In cutting their own water race, Hawkins and partners had, wittingly or not, diverted the water from another claim. A situation ordinarily resolved by the commissioner, ordering the first party to re-route the race. Cooper was out to get trouble-maker Hawkins though. The Donegal Mob turned up and destroyed the race some days later, and when Hawkins went to the commissioner to complain he was beaten insensible. A flood of letters to Sydney from Hawkins and others resulted in an inquiry by Chief Goldfields Commissioner James Griffin that ended with Cooper being hastily transferred to Araluen.

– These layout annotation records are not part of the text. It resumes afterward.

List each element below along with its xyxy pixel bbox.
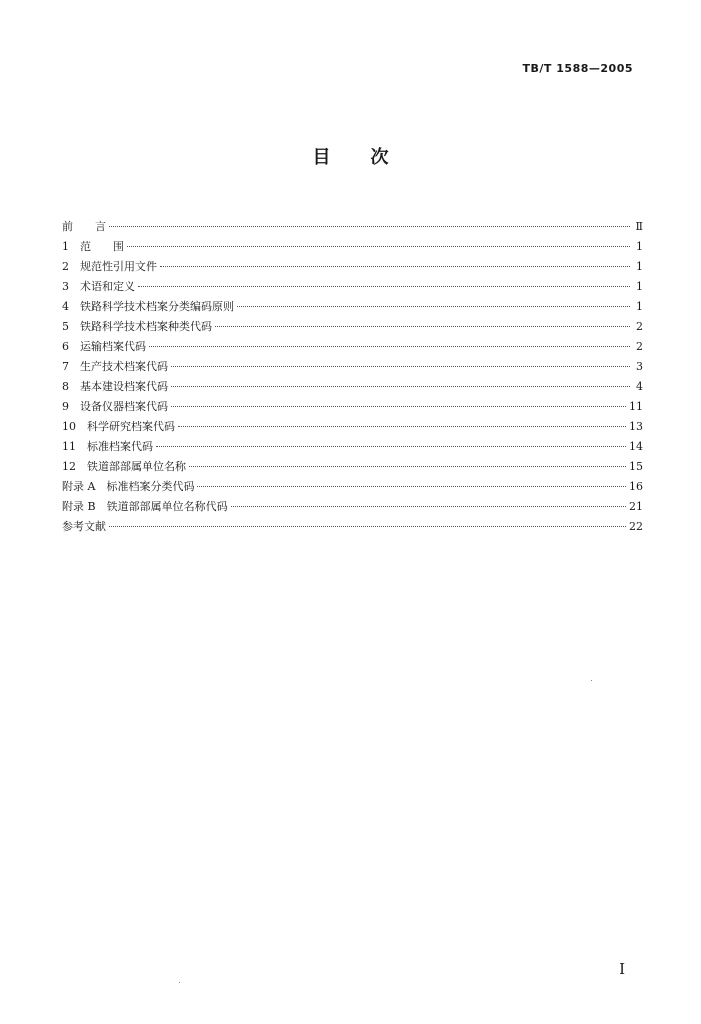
toc-leader-dots bbox=[197, 486, 626, 487]
toc-entry-page: 1 bbox=[636, 280, 643, 293]
toc-entry[interactable] bbox=[62, 257, 643, 277]
toc-entry-label: 参考文献 bbox=[62, 520, 106, 533]
toc-leader-dots bbox=[109, 226, 630, 227]
toc-entry[interactable] bbox=[62, 517, 643, 537]
toc-entry[interactable] bbox=[62, 437, 643, 457]
toc-entry-label: 8 基本建设档案代码 bbox=[62, 380, 168, 393]
toc-entry-page: 16 bbox=[629, 480, 643, 493]
toc-entry-page: 14 bbox=[629, 440, 643, 453]
table-of-contents bbox=[62, 217, 643, 537]
scan-speck bbox=[591, 680, 592, 681]
toc-entry-label: 5 铁路科学技术档案种类代码 bbox=[62, 320, 212, 333]
toc-entry-label: 前 言 bbox=[62, 220, 106, 233]
toc-leader-dots bbox=[171, 366, 630, 367]
toc-entry-label: 附录 B 铁道部部属单位名称代码 bbox=[62, 500, 228, 513]
toc-entry-page: 2 bbox=[636, 320, 643, 333]
page-title bbox=[0, 143, 701, 169]
toc-entry-page: 2 bbox=[636, 340, 643, 353]
toc-entry[interactable] bbox=[62, 497, 643, 517]
title-char-2: 次 bbox=[370, 147, 389, 168]
toc-entry-label: 10 科学研究档案代码 bbox=[62, 420, 175, 433]
toc-leader-dots bbox=[237, 306, 630, 307]
toc-entry-page: 3 bbox=[636, 360, 643, 373]
toc-entry[interactable] bbox=[62, 477, 643, 497]
toc-entry-page: 21 bbox=[629, 500, 643, 513]
toc-entry[interactable] bbox=[62, 377, 643, 397]
toc-leader-dots bbox=[109, 526, 626, 527]
toc-leader-dots bbox=[127, 246, 630, 247]
toc-entry[interactable] bbox=[62, 417, 643, 437]
toc-entry-label: 6 运输档案代码 bbox=[62, 340, 146, 353]
toc-leader-dots bbox=[178, 426, 626, 427]
toc-entry-page: 1 bbox=[636, 260, 643, 273]
toc-leader-dots bbox=[149, 346, 630, 347]
toc-leader-dots bbox=[171, 406, 626, 407]
toc-entry[interactable] bbox=[62, 277, 643, 297]
toc-leader-dots bbox=[231, 506, 626, 507]
toc-entry-label: 12 铁道部部属单位名称 bbox=[62, 460, 186, 473]
toc-entry-page: 4 bbox=[636, 380, 643, 393]
document-code: TB/T 1588—2005 bbox=[522, 62, 633, 75]
toc-leader-dots bbox=[138, 286, 630, 287]
toc-leader-dots bbox=[171, 386, 630, 387]
title-char-1: 目 bbox=[312, 147, 331, 168]
toc-leader-dots bbox=[215, 326, 630, 327]
toc-leader-dots bbox=[156, 446, 626, 447]
toc-entry[interactable] bbox=[62, 457, 643, 477]
toc-entry-label: 7 生产技术档案代码 bbox=[62, 360, 168, 373]
toc-entry[interactable] bbox=[62, 237, 643, 257]
toc-entry-label: 4 铁路科学技术档案分类编码原则 bbox=[62, 300, 234, 313]
toc-entry-page: 11 bbox=[629, 400, 643, 413]
toc-leader-dots bbox=[189, 466, 626, 467]
toc-entry-label: 附录 A 标准档案分类代码 bbox=[62, 480, 195, 493]
toc-entry-page: 13 bbox=[629, 420, 643, 433]
toc-entry-label: 1 范 围 bbox=[62, 240, 124, 253]
toc-entry-page: 1 bbox=[636, 300, 643, 313]
page-number: I bbox=[619, 960, 625, 978]
toc-entry[interactable] bbox=[62, 297, 643, 317]
toc-entry-label: 2 规范性引用文件 bbox=[62, 260, 157, 273]
toc-entry-page: 1 bbox=[636, 240, 643, 253]
toc-entry-label: 9 设备仪器档案代码 bbox=[62, 400, 168, 413]
toc-entry[interactable] bbox=[62, 317, 643, 337]
scan-speck bbox=[179, 982, 180, 983]
toc-entry[interactable] bbox=[62, 337, 643, 357]
toc-entry-page: Ⅱ bbox=[635, 220, 643, 233]
toc-leader-dots bbox=[160, 266, 630, 267]
toc-entry[interactable] bbox=[62, 397, 643, 417]
toc-entry[interactable] bbox=[62, 357, 643, 377]
toc-entry[interactable] bbox=[62, 217, 643, 237]
toc-entry-label: 3 术语和定义 bbox=[62, 280, 135, 293]
toc-entry-page: 22 bbox=[629, 520, 643, 533]
toc-entry-page: 15 bbox=[629, 460, 643, 473]
toc-entry-label: 11 标准档案代码 bbox=[62, 440, 153, 453]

In fact, he was very lucky that his many dirty deeds at Kiandra didn't become the subject of a full scale parliamentary investigation, with possible criminal proceedings. Having learnt his lesson, he decided to return to his studies for the Bar instead. Admitted as a barrister in NSW in August 1864, he went on to practise in Queensland, New Zealand and Victoria. Melbourne is where he met and married Margaret Dalton Watson, the daughter of Bendigo mining millionaire, John Boyd Watson, where he finally settled down and leave all memory of the past behind. Frederick Cooper died in Melbourne on the 11th. of November 1908, and is buried in Boroondara Cemetery, Kew.

THE GRAVE SITE OF FREDERICK A. COOPER

AND HIS DAUGHTER GEORGINA WATSON LAKE

 

Living in Melbourne, and with the Boroondara Cemetery at Kew being only 40 minutes from home, I decided to go looking for the last resting place of Frederick Cooper. Without the excellent hand-drawn map given to me by the office administrator at the cemetery, I doubt I would have found it, being tucked away in one of the oldest sections of the cemetery.

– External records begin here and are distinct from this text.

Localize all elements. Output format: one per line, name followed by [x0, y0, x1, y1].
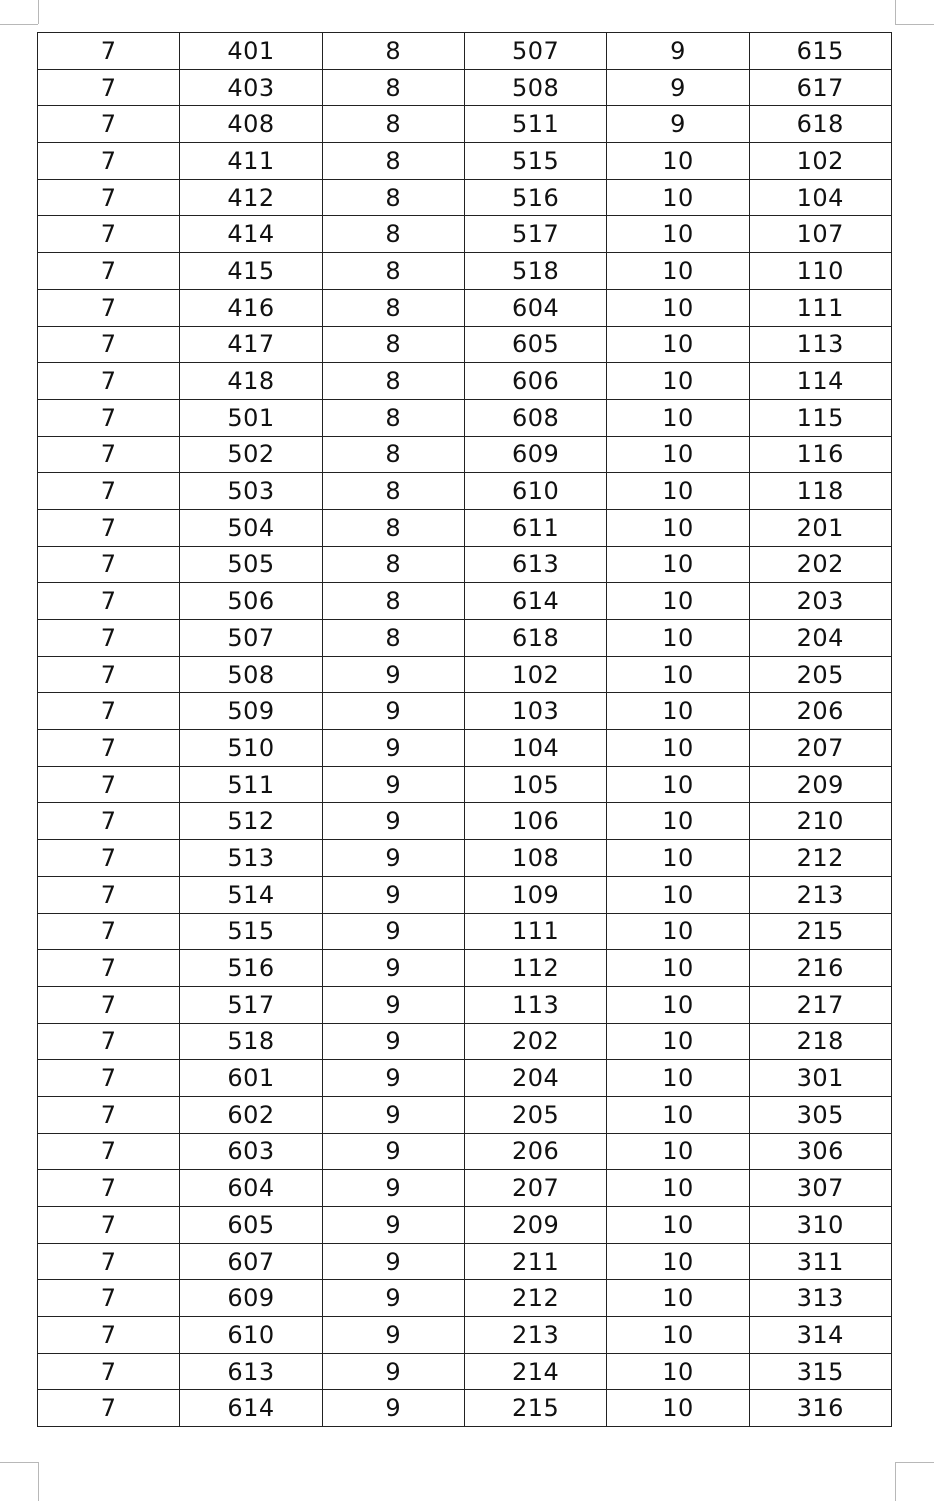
- table-cell: 9: [322, 1060, 464, 1097]
- table-cell: 507: [464, 33, 606, 70]
- table-cell: 9: [322, 913, 464, 950]
- table-cell: 9: [322, 693, 464, 730]
- table-cell: 10: [607, 289, 749, 326]
- table-cell: 10: [607, 1317, 749, 1354]
- table-cell: 414: [180, 216, 322, 253]
- table-cell: 9: [322, 656, 464, 693]
- table-cell: 215: [464, 1390, 606, 1427]
- table-cell: 7: [38, 730, 180, 767]
- table-row: [38, 1207, 892, 1244]
- table-cell: 7: [38, 69, 180, 106]
- table-cell: 10: [607, 143, 749, 180]
- table-cell: 214: [464, 1353, 606, 1390]
- table-cell: 604: [464, 289, 606, 326]
- table-cell: 8: [322, 363, 464, 400]
- table-cell: 215: [749, 913, 891, 950]
- table-cell: 9: [322, 840, 464, 877]
- table-cell: 8: [322, 289, 464, 326]
- table-cell: 9: [322, 1207, 464, 1244]
- table-cell: 7: [38, 326, 180, 363]
- table-cell: 607: [180, 1243, 322, 1280]
- table-cell: 502: [180, 436, 322, 473]
- table-cell: 102: [749, 143, 891, 180]
- table-cell: 9: [322, 986, 464, 1023]
- table-cell: 516: [180, 950, 322, 987]
- table-cell: 207: [749, 730, 891, 767]
- table-cell: 8: [322, 179, 464, 216]
- table-row: [38, 326, 892, 363]
- table-cell: 7: [38, 179, 180, 216]
- crop-mark-top-right: [895, 0, 896, 24]
- table-cell: 605: [180, 1207, 322, 1244]
- table-cell: 516: [464, 179, 606, 216]
- table-cell: 7: [38, 253, 180, 290]
- table-cell: 518: [180, 1023, 322, 1060]
- table-cell: 614: [464, 583, 606, 620]
- table-row: [38, 473, 892, 510]
- table-cell: 10: [607, 216, 749, 253]
- table-cell: 417: [180, 326, 322, 363]
- table-cell: 213: [749, 876, 891, 913]
- table-cell: 115: [749, 399, 891, 436]
- table-cell: 617: [749, 69, 891, 106]
- table-cell: 515: [180, 913, 322, 950]
- table-cell: 512: [180, 803, 322, 840]
- table-cell: 7: [38, 803, 180, 840]
- table-cell: 7: [38, 1133, 180, 1170]
- table-cell: 10: [607, 473, 749, 510]
- table-cell: 217: [749, 986, 891, 1023]
- table-cell: 508: [464, 69, 606, 106]
- crop-mark-top-left: [38, 0, 39, 24]
- table-cell: 610: [180, 1317, 322, 1354]
- table-cell: 418: [180, 363, 322, 400]
- table-cell: 10: [607, 730, 749, 767]
- table-cell: 506: [180, 583, 322, 620]
- table-cell: 10: [607, 1023, 749, 1060]
- table-row: [38, 1133, 892, 1170]
- table-cell: 7: [38, 1023, 180, 1060]
- table-cell: 8: [322, 583, 464, 620]
- table-row: [38, 363, 892, 400]
- table-cell: 416: [180, 289, 322, 326]
- table-cell: 613: [180, 1353, 322, 1390]
- table-cell: 501: [180, 399, 322, 436]
- table-cell: 110: [749, 253, 891, 290]
- table-row: [38, 253, 892, 290]
- table-row: [38, 766, 892, 803]
- table-cell: 9: [322, 1023, 464, 1060]
- table-cell: 10: [607, 913, 749, 950]
- table-cell: 116: [749, 436, 891, 473]
- table-cell: 601: [180, 1060, 322, 1097]
- table-cell: 9: [322, 1170, 464, 1207]
- table-cell: 9: [607, 33, 749, 70]
- table-cell: 213: [464, 1317, 606, 1354]
- table-cell: 7: [38, 216, 180, 253]
- table-row: [38, 876, 892, 913]
- table-cell: 9: [322, 1317, 464, 1354]
- table-row: [38, 1023, 892, 1060]
- table-cell: 7: [38, 840, 180, 877]
- table-row: [38, 216, 892, 253]
- table-cell: 105: [464, 766, 606, 803]
- table-row: [38, 143, 892, 180]
- table-cell: 10: [607, 436, 749, 473]
- table-cell: 10: [607, 363, 749, 400]
- table-cell: 10: [607, 326, 749, 363]
- table-cell: 7: [38, 1096, 180, 1133]
- table-cell: 611: [464, 509, 606, 546]
- table-cell: 10: [607, 509, 749, 546]
- table-cell: 7: [38, 766, 180, 803]
- table-cell: 8: [322, 253, 464, 290]
- table-row: [38, 1170, 892, 1207]
- table-cell: 316: [749, 1390, 891, 1427]
- table-cell: 212: [749, 840, 891, 877]
- table-cell: 513: [180, 840, 322, 877]
- table-cell: 511: [464, 106, 606, 143]
- table-cell: 401: [180, 33, 322, 70]
- table-cell: 202: [749, 546, 891, 583]
- table-cell: 111: [749, 289, 891, 326]
- table-cell: 10: [607, 1096, 749, 1133]
- table-cell: 109: [464, 876, 606, 913]
- table-cell: 203: [749, 583, 891, 620]
- table-cell: 113: [749, 326, 891, 363]
- table-cell: 510: [180, 730, 322, 767]
- table-cell: 305: [749, 1096, 891, 1133]
- table-cell: 315: [749, 1353, 891, 1390]
- table-cell: 10: [607, 840, 749, 877]
- table-cell: 311: [749, 1243, 891, 1280]
- table-cell: 9: [607, 106, 749, 143]
- table-cell: 10: [607, 620, 749, 657]
- crop-mark-top-left: [0, 24, 38, 25]
- table-row: [38, 69, 892, 106]
- table-cell: 7: [38, 106, 180, 143]
- table-cell: 7: [38, 1353, 180, 1390]
- table-cell: 7: [38, 1390, 180, 1427]
- crop-mark-bottom-right: [895, 1462, 896, 1501]
- table-cell: 10: [607, 950, 749, 987]
- table-cell: 10: [607, 986, 749, 1023]
- table-cell: 8: [322, 326, 464, 363]
- table-row: [38, 583, 892, 620]
- table-cell: 8: [322, 143, 464, 180]
- table-cell: 10: [607, 1133, 749, 1170]
- table-cell: 111: [464, 913, 606, 950]
- table-cell: 614: [180, 1390, 322, 1427]
- table-cell: 518: [464, 253, 606, 290]
- table-cell: 8: [322, 69, 464, 106]
- table-cell: 103: [464, 693, 606, 730]
- table-cell: 205: [464, 1096, 606, 1133]
- table-cell: 206: [749, 693, 891, 730]
- table-cell: 207: [464, 1170, 606, 1207]
- table-cell: 107: [749, 216, 891, 253]
- crop-mark-bottom-left: [0, 1462, 38, 1463]
- table-cell: 306: [749, 1133, 891, 1170]
- table-row: [38, 106, 892, 143]
- table-cell: 603: [180, 1133, 322, 1170]
- table-cell: 307: [749, 1170, 891, 1207]
- table-cell: 10: [607, 1170, 749, 1207]
- table-cell: 9: [322, 950, 464, 987]
- table-cell: 104: [464, 730, 606, 767]
- table-cell: 7: [38, 620, 180, 657]
- table-cell: 10: [607, 1390, 749, 1427]
- table-cell: 504: [180, 509, 322, 546]
- table-row: [38, 1353, 892, 1390]
- table-cell: 10: [607, 399, 749, 436]
- table-cell: 7: [38, 1170, 180, 1207]
- table-cell: 517: [464, 216, 606, 253]
- table-cell: 618: [464, 620, 606, 657]
- table-cell: 212: [464, 1280, 606, 1317]
- table-cell: 7: [38, 1317, 180, 1354]
- table-cell: 112: [464, 950, 606, 987]
- table-cell: 7: [38, 913, 180, 950]
- table-row: [38, 509, 892, 546]
- table-cell: 301: [749, 1060, 891, 1097]
- table-cell: 7: [38, 143, 180, 180]
- table-row: [38, 803, 892, 840]
- table-row: [38, 1060, 892, 1097]
- table-cell: 113: [464, 986, 606, 1023]
- table-cell: 8: [322, 546, 464, 583]
- table-cell: 7: [38, 876, 180, 913]
- table-cell: 9: [322, 1390, 464, 1427]
- table-row: [38, 950, 892, 987]
- table-cell: 610: [464, 473, 606, 510]
- table-cell: 7: [38, 33, 180, 70]
- table-cell: 9: [607, 69, 749, 106]
- table-cell: 313: [749, 1280, 891, 1317]
- table-cell: 8: [322, 399, 464, 436]
- table-cell: 411: [180, 143, 322, 180]
- table-cell: 108: [464, 840, 606, 877]
- table-cell: 618: [749, 106, 891, 143]
- table-cell: 8: [322, 436, 464, 473]
- table-row: [38, 656, 892, 693]
- table-cell: 9: [322, 1353, 464, 1390]
- table-cell: 209: [749, 766, 891, 803]
- table-cell: 10: [607, 1060, 749, 1097]
- table-cell: 201: [749, 509, 891, 546]
- table-cell: 9: [322, 730, 464, 767]
- table-cell: 509: [180, 693, 322, 730]
- table-cell: 508: [180, 656, 322, 693]
- table-cell: 211: [464, 1243, 606, 1280]
- table-cell: 507: [180, 620, 322, 657]
- table-cell: 210: [749, 803, 891, 840]
- table-cell: 10: [607, 766, 749, 803]
- table-cell: 412: [180, 179, 322, 216]
- table-row: [38, 620, 892, 657]
- table-row: [38, 33, 892, 70]
- crop-mark-top-right: [895, 24, 934, 25]
- table-cell: 10: [607, 546, 749, 583]
- table-row: [38, 399, 892, 436]
- table-cell: 514: [180, 876, 322, 913]
- table-cell: 7: [38, 986, 180, 1023]
- table-row: [38, 986, 892, 1023]
- table-cell: 415: [180, 253, 322, 290]
- table-cell: 10: [607, 253, 749, 290]
- table-cell: 118: [749, 473, 891, 510]
- table-row: [38, 1317, 892, 1354]
- table-cell: 7: [38, 363, 180, 400]
- table-cell: 7: [38, 399, 180, 436]
- table-cell: 10: [607, 656, 749, 693]
- table-cell: 609: [464, 436, 606, 473]
- table-cell: 515: [464, 143, 606, 180]
- table-cell: 8: [322, 509, 464, 546]
- table-cell: 606: [464, 363, 606, 400]
- table-cell: 613: [464, 546, 606, 583]
- table-row: [38, 730, 892, 767]
- table-cell: 7: [38, 583, 180, 620]
- table-cell: 204: [749, 620, 891, 657]
- table-cell: 7: [38, 1207, 180, 1244]
- table-cell: 314: [749, 1317, 891, 1354]
- table-cell: 106: [464, 803, 606, 840]
- table-cell: 9: [322, 803, 464, 840]
- table-row: [38, 179, 892, 216]
- table-cell: 7: [38, 289, 180, 326]
- table-cell: 10: [607, 1207, 749, 1244]
- table-cell: 10: [607, 803, 749, 840]
- table-cell: 216: [749, 950, 891, 987]
- table-cell: 7: [38, 950, 180, 987]
- data-table: [37, 32, 892, 1427]
- table-cell: 604: [180, 1170, 322, 1207]
- table-cell: 10: [607, 876, 749, 913]
- table-cell: 9: [322, 1243, 464, 1280]
- table-row: [38, 546, 892, 583]
- table-cell: 8: [322, 216, 464, 253]
- table-cell: 102: [464, 656, 606, 693]
- table-cell: 7: [38, 1243, 180, 1280]
- table-cell: 408: [180, 106, 322, 143]
- table-cell: 10: [607, 583, 749, 620]
- table-row: [38, 913, 892, 950]
- table-cell: 10: [607, 693, 749, 730]
- table-cell: 608: [464, 399, 606, 436]
- table-row: [38, 289, 892, 326]
- table-cell: 9: [322, 1096, 464, 1133]
- table-cell: 10: [607, 1353, 749, 1390]
- table-row: [38, 693, 892, 730]
- table-cell: 310: [749, 1207, 891, 1244]
- table-cell: 8: [322, 33, 464, 70]
- table-row: [38, 840, 892, 877]
- table-cell: 10: [607, 1243, 749, 1280]
- table-row: [38, 436, 892, 473]
- table-row: [38, 1243, 892, 1280]
- table-cell: 8: [322, 473, 464, 510]
- table-cell: 7: [38, 1060, 180, 1097]
- table-cell: 517: [180, 986, 322, 1023]
- table-row: [38, 1390, 892, 1427]
- table-cell: 605: [464, 326, 606, 363]
- table-cell: 9: [322, 1133, 464, 1170]
- table-cell: 511: [180, 766, 322, 803]
- table-cell: 10: [607, 1280, 749, 1317]
- table-cell: 8: [322, 106, 464, 143]
- table-cell: 204: [464, 1060, 606, 1097]
- table-cell: 206: [464, 1133, 606, 1170]
- table-cell: 9: [322, 876, 464, 913]
- table-cell: 7: [38, 509, 180, 546]
- crop-mark-bottom-left: [38, 1462, 39, 1501]
- table-cell: 7: [38, 1280, 180, 1317]
- table-cell: 8: [322, 620, 464, 657]
- table-cell: 403: [180, 69, 322, 106]
- table-row: [38, 1280, 892, 1317]
- table-cell: 9: [322, 766, 464, 803]
- table-cell: 602: [180, 1096, 322, 1133]
- table-cell: 7: [38, 693, 180, 730]
- table-cell: 202: [464, 1023, 606, 1060]
- table-cell: 205: [749, 656, 891, 693]
- table-cell: 615: [749, 33, 891, 70]
- table-row: [38, 1096, 892, 1133]
- table-cell: 609: [180, 1280, 322, 1317]
- crop-mark-bottom-right: [895, 1462, 934, 1463]
- table-cell: 10: [607, 179, 749, 216]
- table-cell: 7: [38, 436, 180, 473]
- table-cell: 218: [749, 1023, 891, 1060]
- table-cell: 505: [180, 546, 322, 583]
- table-cell: 209: [464, 1207, 606, 1244]
- table-cell: 9: [322, 1280, 464, 1317]
- table-body: [38, 33, 892, 1427]
- table-cell: 7: [38, 546, 180, 583]
- table-cell: 7: [38, 473, 180, 510]
- table-cell: 104: [749, 179, 891, 216]
- table-cell: 7: [38, 656, 180, 693]
- table-cell: 114: [749, 363, 891, 400]
- table-cell: 503: [180, 473, 322, 510]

The grave is a double plot, sharing the site is Frederick's second child, Georgina Watson Lake (Born 21st. June 1885; Died March 1964). Georgina married Frederick William Lake on the 12th. of February 1907. The inscription on the granite slab is:

GEORGINA WATSON LAKE

1885 - 1964

WIDOW OF

FREDERICK W. LAKE

ENGLAND

DAUGHTER OF

F. A. COOPER

The grave surprisingly, considering Fred's social standing in life, is quite austere. Apart from Georgina's memorial, the only inscription on the grave is "COOPER" on the foot stone, which is now extremely hard to see. I suspect that the second plot was originally reserved for F. A. Cooper's wife, Margaret Dalton Watson (Born 5th. of July 1858), but Margaret died in Italy, whilst on holiday, on the 20th. of August 1924. I'm not sure whether she was brought back to be interned in Australia.

A final twist to this story is that the cemetery's records indicate that Fred is buried on the left hand side of the plot (#6004) and his daughter on the right hand side (#6005). There seems to be some damage to the top covering of the left-hand plot, and Georgina's memorial stone was placed over it as protection.